フレームと自分の瞳の位置を計測!ここまでやるんだ…

 なんと、先ほど選んだ眼鏡のフレームと、私自身の瞳の位置を計ってバランスを取るのだ。すごい!独自の機器でカシャ!カシャ!と撮影をし、さまざまな角度から見たフレームと瞳の位置を確認していく。私はすっかり興奮していた。「フォーナインズ」さんは、元々フレーム屋さんからスタートしたのだそう。このこだわりは素晴らしい。同時に掛けたときのフィット感も調整していく。鼻の高さ、耳の位置、細かくチェックしてくれる。そうこうしているうちに程よい時間になり、さらに店内を奥へと進む。

 「こんなにお店に奥行きがあって広かったとは…」と驚く。なんとなくこのパーソナル感もいい。すべてを衆目にさらされていると落ち着かないが、一つの工程ごとに仕切られた店内を移動するので、ほどよくパーソナルなのだ。ここからいつもの眼科などと同じ機器が出てきた。けれど、その検眼種類はいつもと違っていて、これもまた非常に私の興味を引いた。

 「利き目を確認します」。おお!テンションがあがる。確かに利き手があるのと同様に目にもそれがあるのだろう。結果、私は右目が利き目であった。その後、単純な視力検査というより「見え方の検査」が丁寧に行われた。たとえば、私が眼鏡をどういうシーンでよく用いるか?の質問から、概ねが在宅仕事中、夜間、新聞を読むとき、などと明らかにしていき、となると屋外で遠くを見るより室内で手元を見る場合に多用するであろう、ということになる。つまりは、そこに合わせて見え方を調整していくのだ。
 そのため、単純に「眼鏡をかけて視力あげます」ではない調整を担当さんが施していってくれる。

検眼中に店員さんを質問攻めに。ひたすらのブランド愛

 ベストな視力をどこに持っていくか?についても上記概念に基づいており、そのためコンタクトレンズでは1.2ほど視力を出しているのだが、それは遠くを見ることを想定しているためだ。自分の遠近調整力で1.2出してしまうと、室内で手元、特にPCやスマホを多用する場合だと若干苦しいことも検査によってわかった。はぁ~、ただ見えるようにするってことじゃないんだ。
 加えて乱視などもチェック。この、見え方カウンセリングに似た一連の調整、検査が自分にはとても楽しく、ずっと質問責めにしていたと思う。

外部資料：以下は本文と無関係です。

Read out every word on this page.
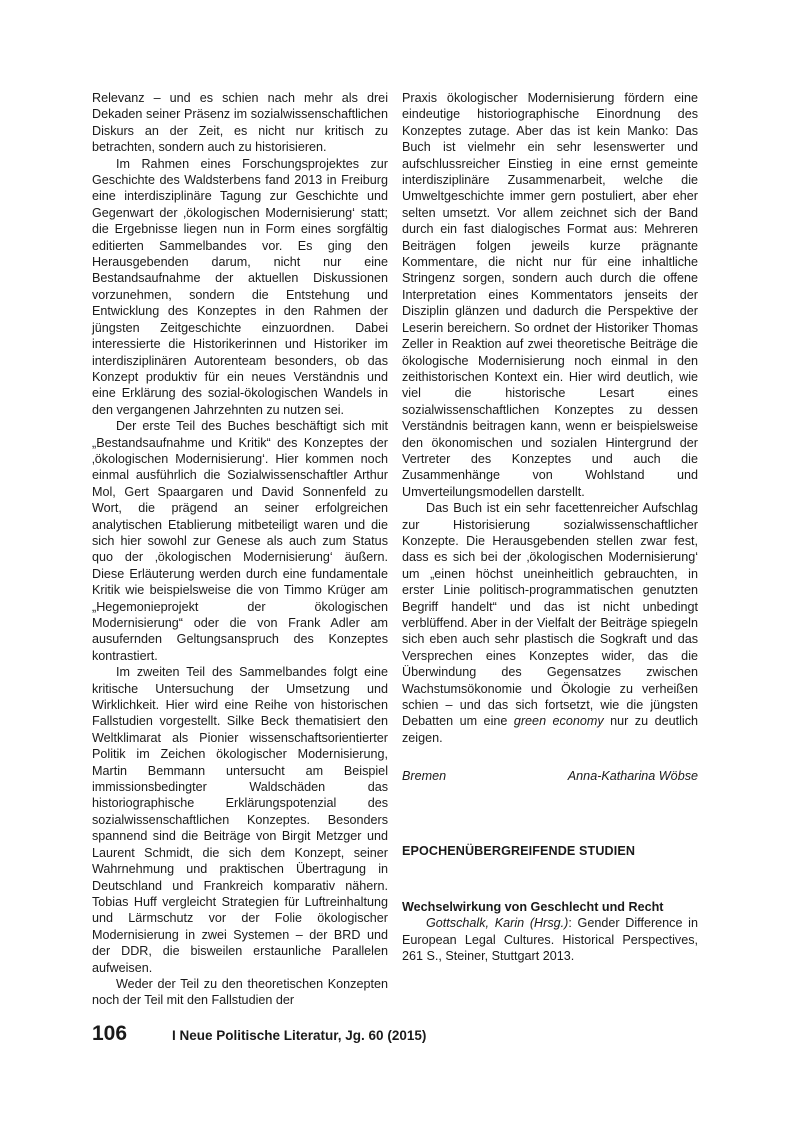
Relevanz – und es schien nach mehr als drei Dekaden seiner Präsenz im sozialwissenschaftlichen Diskurs an der Zeit, es nicht nur kritisch zu betrachten, sondern auch zu historisieren.

Im Rahmen eines Forschungsprojektes zur Geschichte des Waldsterbens fand 2013 in Freiburg eine interdisziplinäre Tagung zur Geschichte und Gegenwart der ‚ökologischen Modernisierung‘ statt; die Ergebnisse liegen nun in Form eines sorgfältig editierten Sammelbandes vor. Es ging den Herausgebenden darum, nicht nur eine Bestandsaufnahme der aktuellen Diskussionen vorzunehmen, sondern die Entstehung und Entwicklung des Konzeptes in den Rahmen der jüngsten Zeitgeschichte einzuordnen. Dabei interessierte die Historikerinnen und Historiker im interdisziplinären Autorenteam besonders, ob das Konzept produktiv für ein neues Verständnis und eine Erklärung des sozial-ökologischen Wandels in den vergangenen Jahrzehnten zu nutzen sei.

Der erste Teil des Buches beschäftigt sich mit „Bestandsaufnahme und Kritik“ des Konzeptes der ‚ökologischen Modernisierung‘. Hier kommen noch einmal ausführlich die Sozialwissenschaftler Arthur Mol, Gert Spaargaren und David Sonnenfeld zu Wort, die prägend an seiner erfolgreichen analytischen Etablierung mitbeteiligt waren und die sich hier sowohl zur Genese als auch zum Status quo der ‚ökologischen Modernisierung‘ äußern. Diese Erläuterung werden durch eine fundamentale Kritik wie beispielsweise die von Timmo Krüger am „Hegemonieprojekt der ökologischen Modernisierung“ oder die von Frank Adler am ausufernden Geltungsanspruch des Konzeptes kontrastiert.

Im zweiten Teil des Sammelbandes folgt eine kritische Untersuchung der Umsetzung und Wirklichkeit. Hier wird eine Reihe von historischen Fallstudien vorgestellt. Silke Beck thematisiert den Weltklimarat als Pionier wissenschaftsorientierter Politik im Zeichen ökologischer Modernisierung, Martin Bemmann untersucht am Beispiel immissionsbedingter Waldschäden das historiographische Erklärungspotenzial des sozialwissenschaftlichen Konzeptes. Besonders spannend sind die Beiträge von Birgit Metzger und Laurent Schmidt, die sich dem Konzept, seiner Wahrnehmung und praktischen Übertragung in Deutschland und Frankreich komparativ nähern. Tobias Huff vergleicht Strategien für Luftreinhaltung und Lärmschutz vor der Folie ökologischer Modernisierung in zwei Systemen – der BRD und der DDR, die bisweilen erstaunliche Parallelen aufweisen.

Weder der Teil zu den theoretischen Konzepten noch der Teil mit den Fallstudien der

Praxis ökologischer Modernisierung fördern eine eindeutige historiographische Einordnung des Konzeptes zutage. Aber das ist kein Manko: Das Buch ist vielmehr ein sehr lesenswerter und aufschlussreicher Einstieg in eine ernst gemeinte interdisziplinäre Zusammenarbeit, welche die Umweltgeschichte immer gern postuliert, aber eher selten umsetzt. Vor allem zeichnet sich der Band durch ein fast dialogisches Format aus: Mehreren Beiträgen folgen jeweils kurze prägnante Kommentare, die nicht nur für eine inhaltliche Stringenz sorgen, sondern auch durch die offene Interpretation eines Kommentators jenseits der Disziplin glänzen und dadurch die Perspektive der Leserin bereichern. So ordnet der Historiker Thomas Zeller in Reaktion auf zwei theoretische Beiträge die ökologische Modernisierung noch einmal in den zeithistorischen Kontext ein. Hier wird deutlich, wie viel die historische Lesart eines sozialwissenschaftlichen Konzeptes zu dessen Verständnis beitragen kann, wenn er beispielsweise den ökonomischen und sozialen Hintergrund der Vertreter des Konzeptes und auch die Zusammenhänge von Wohlstand und Umverteilungsmodellen darstellt.

Das Buch ist ein sehr facettenreicher Aufschlag zur Historisierung sozialwissenschaftlicher Konzepte. Die Herausgebenden stellen zwar fest, dass es sich bei der ‚ökologischen Modernisierung‘ um „einen höchst uneinheitlich gebrauchten, in erster Linie politisch-programmatischen genutzten Begriff handelt“ und das ist nicht unbedingt verblüffend. Aber in der Vielfalt der Beiträge spiegeln sich eben auch sehr plastisch die Sogkraft und das Versprechen eines Konzeptes wider, das die Überwindung des Gegensatzes zwischen Wachstumsökonomie und Ökologie zu verheißen schien – und das sich fortsetzt, wie die jüngsten Debatten um eine green economy nur zu deutlich zeigen.

Bremen	Anna-Katharina Wöbse
EPOCHENÜBERGREIFENDE STUDIEN
Wechselwirkung von Geschlecht und Recht

Gottschalk, Karin (Hrsg.): Gender Difference in European Legal Cultures. Historical Perspectives, 261 S., Steiner, Stuttgart 2013.

106	I Neue Politische Literatur, Jg. 60 (2015)
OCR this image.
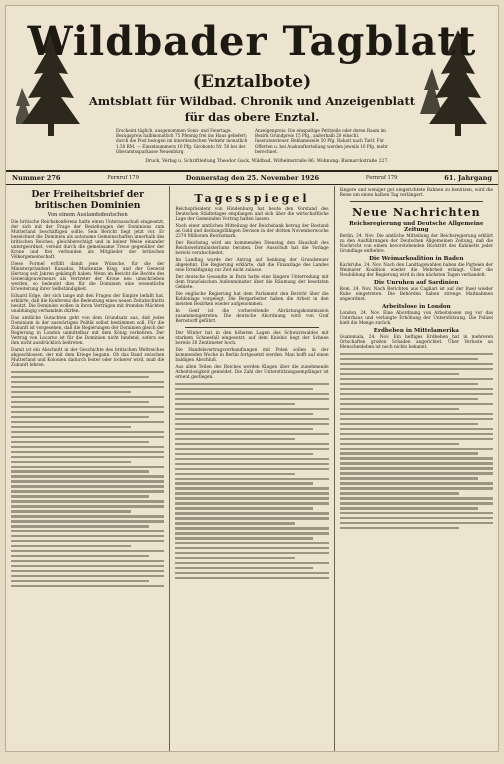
Wildbader Tagblatt
(Enztalbote)
Amtsblatt für Wildbad. Chronik und Anzeigenblatt
für das obere Enztal.
Erscheint täglich, ausgenommen Sonn- und Feiertage. Bezugspreis halbmonatlich 75 Pfennig frei ins Haus geliefert; durch die Post bezogen im innerdeutschen Verkehr monatlich 1.50 RM. — Einzelnummern 10 Pfg. Girokonto Nr. 50 bei der Oberamtssparkasse Neuenbürg.
Anzeigenpreis: Die einspaltige Petitzeile oder deren Raum im Bezirk Grundpreis 15 Pfg., außerhalb 20 einschl. Inseratensteuer. Reklamezeile 50 Pfg. Rabatt nach Tarif. Für Offerten u. bei Auskunfterteilung werden jeweils 10 Pfg. mehr berechnet.
Druck, Verlag u. Schriftleitung Theodor Gack, Wildbad, Wilhelmstraße 86. Wohnung: Bismarckstraße 227.
Nummer 276	Fernruf 179	Donnerstag den 25. November 1926	Fernruf 179	61. Jahrgang
Der Freiheitsbrief der britischen Dominien
Von einem Auslandsdeutschen

Die britische Reichskonferenz hatte einen Unterausschuß eingesetzt, der sich mit der Frage der Beziehungen der Dominions zum Mutterland beschäftigen sollte. Sein Bericht liegt jetzt vor. Er bezeichnet die Dominien als autonome Gemeinschaften innerhalb des britischen Reiches, gleichberechtigt und in keiner Weise einander untergeordnet, vereint durch die gemeinsame Treue gegenüber der Krone und frei verbunden als Mitglieder der britischen Völkergemeinschaft.

Diese Formel erfüllt damit jene Wünsche, für die der Ministerpräsident Kanadas, Mackenzie King, und der General Hertzog seit Jahren gekämpft haben. Wenn im Bericht die Rechte des Generalgouverneurs als Vertreter der Krone neu umschrieben werden, so bedeutet dies für die Dominien eine wesentliche Erweiterung ihrer Selbständigkeit.

Eduard Edge, der sich lange mit den Fragen der Empire befaßt hat, erklärte, daß die Konferenz die Bedeutung eines neuen Zeitabschnitts besitzt. Die Dominien wollen in ihren Verträgen mit fremden Mächten unabhängig verhandeln dürfen.

Das amtliche Gutachten geht von dem Grundsatz aus, daß jedes Dominium in der auswärtigen Politik selbst bestimmen soll. Für die Zukunft ist vorgesehen, daß die Regierungen der Dominien gleich der Regierung in London unmittelbar mit dem König verkehren. Der Vertrag von Locarno ist für die Dominien nicht bindend, sofern sie ihm nicht ausdrücklich beitreten.

Damit ist ein Abschnitt in der Geschichte des britischen Weltreiches abgeschlossen, der mit dem Kriege begann. Ob das Band zwischen Mutterland und Kolonien dadurch fester oder lockerer wird, muß die Zukunft lehren.

Tagesspiegel

Reichspräsident von Hindenburg hat heute den Vorstand des Deutschen Städtetages empfangen und sich über die wirtschaftliche Lage der Gemeinden Vortrag halten lassen.

Nach einer amtlichen Mitteilung der Reichsbank betrug der Bestand an Gold und deckungsfähigen Devisen in der dritten Novemberwoche 2374 Millionen Reichsmark.

Der Reichstag wird am kommenden Dienstag den Haushalt des Reichswehrministeriums beraten. Der Ausschuß hat die Vorlage bereits verabschiedet.

Im Landtag wurde der Antrag auf Senkung der Grundsteuer abgelehnt. Die Regierung erklärte, daß die Finanzlage des Landes eine Ermäßigung zur Zeit nicht zulasse.

Der deutsche Gesandte in Paris hatte eine längere Unterredung mit dem französischen Außenminister über die Räumung der besetzten Gebiete.

Die englische Regierung hat dem Parlament den Bericht über die Kohlenlage vorgelegt. Die Bergarbeiter haben die Arbeit in den meisten Bezirken wieder aufgenommen.

In Genf ist die vorbereitende Abrüstungskommission zusammengetreten. Die deutsche Abordnung wird von Graf Bernstorff geführt.

Der Winter hat in den höheren Lagen des Schwarzwaldes mit starkem Schneefall eingesetzt; auf dem Kniebis liegt der Schnee bereits 30 Zentimeter hoch.

Die Handelsvertragsverhandlungen mit Polen sollen in der kommenden Woche in Berlin fortgesetzt werden. Man hofft auf einen baldigen Abschluß.

Aus allen Teilen des Reiches werden Klagen über die zunehmende Arbeitslosigkeit gemeldet. Die Zahl der Unterstützungsempfänger ist erneut gestiegen.

längere und weniger gut eingerichtete Bahnen zu benützen, wird die Reise um einen halben Tag verlängert.

Neue Nachrichten
Reichsregierung und Deutsche Allgemeine Zeitung

Berlin, 24. Nov. Die amtliche Mitteilung der Reichsregierung erklärt zu den Ausführungen der Deutschen Allgemeinen Zeitung, daß die Nachricht von einem bevorstehenden Rücktritt des Kabinetts jeder Grundlage entbehre.

Die Weimarkoalition in Baden

Karlsruhe, 24. Nov. Nach den Landtagswahlen haben die Parteien der Weimarer Koalition wieder die Mehrheit erlangt. Über die Neubildung der Regierung wird in den nächsten Tagen verhandelt.

Die Unruhen auf Sardinien

Rom, 24. Nov. Nach Berichten aus Cagliari ist auf der Insel wieder Ruhe eingetreten. Die Behörden haben strenge Maßnahmen angeordnet.

Arbeitslose in London

London, 24. Nov. Eine Abordnung von Arbeitslosen zog vor das Unterhaus und verlangte Erhöhung der Unterstützung. Die Polizei hielt die Menge zurück.

Erdbeben in Mittelamerika

Guatemala, 24. Nov. Ein heftiges Erdbeben hat in mehreren Ortschaften großen Schaden angerichtet. Über Verluste an Menschenleben ist noch nichts bekannt.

 うるさい客であったろう自分に、担当さんはきめ細かく説明をしてくださって、その随所に自社への愛が感じられて私はさらに胸アツである。こんな幸福なことってないじゃないですか、自社製品への愛を感じながらプロとして店頭に立つって。こういう瞬間、私は買い物という体験をとおしてプロの仕事に触れる歓びでくらくらとしてしまう。(あぶない)

 ひととおり見え方の検査を終え、私の眼鏡は1.0程度の見え方で着地した。
その後また移動して今度はレンズを選ぶ。

 「フォーナインズ」には自社オリジナルのレンズがある。理由はこうだ。元々フレーム屋さんで始まったので、フレームへのこだわりは随所に込められている。先ほどの瞳の位置とのバランスや鼻梁や耳、骨格との合わせ、さらに疲れにくさ、また、ヒンジに施すスパイスのような飾りなど。となると、レンズも一般市販のもの以上に自社フレームと最適な組み合わせを追求するのは必至の流れであったろう。あー、取材だったら検査の内容すべて、レンズの自社オリジナルに込めた内容のすべて、資料をもらいつくしたりその場でメモを取れたりするのに、当然怪しまれるから求めなかったので詳細を説明できない歯がゆさ。一般市販品の方が若干お安いのだけど、(ほんのわずかね)説明を聞いてオリジナル品を迷うことなく選択した。

 ここまででおおよそ1時間。しかし眼鏡は今日手に入らない。なんて素敵!手に入らない理由は、この1時間、私の視力、視覚、目の形などすべてをつまびらかにされた。それらが調整され一体となって出来上がるのに時間をかけるのだ。そのときどんなに至福だろう?と考えるだけで胸が高鳴る。

おわりに


 プロの仕事に魅了され、店員さんに「しかし、ここまで仔細な工程のすべてを覚え、さらに見え方の知識、フレームの知識、レンズの知識を身に着けて、さらにはお客さんの個別へ対応する知識と技能を身に着けるのは相当なことでしょうね?」と聞いた。やはりそれはそうで、新人の教育はもちろん、それらを身に着ける新人さんのご苦労は多いようだ。でも、店頭でこんなふうに人を感動させられるお仕事なので、そこはもう先輩の背中を見て皆さんなんとか頑張ってほしい!と、まったく無関係ながら切に願う。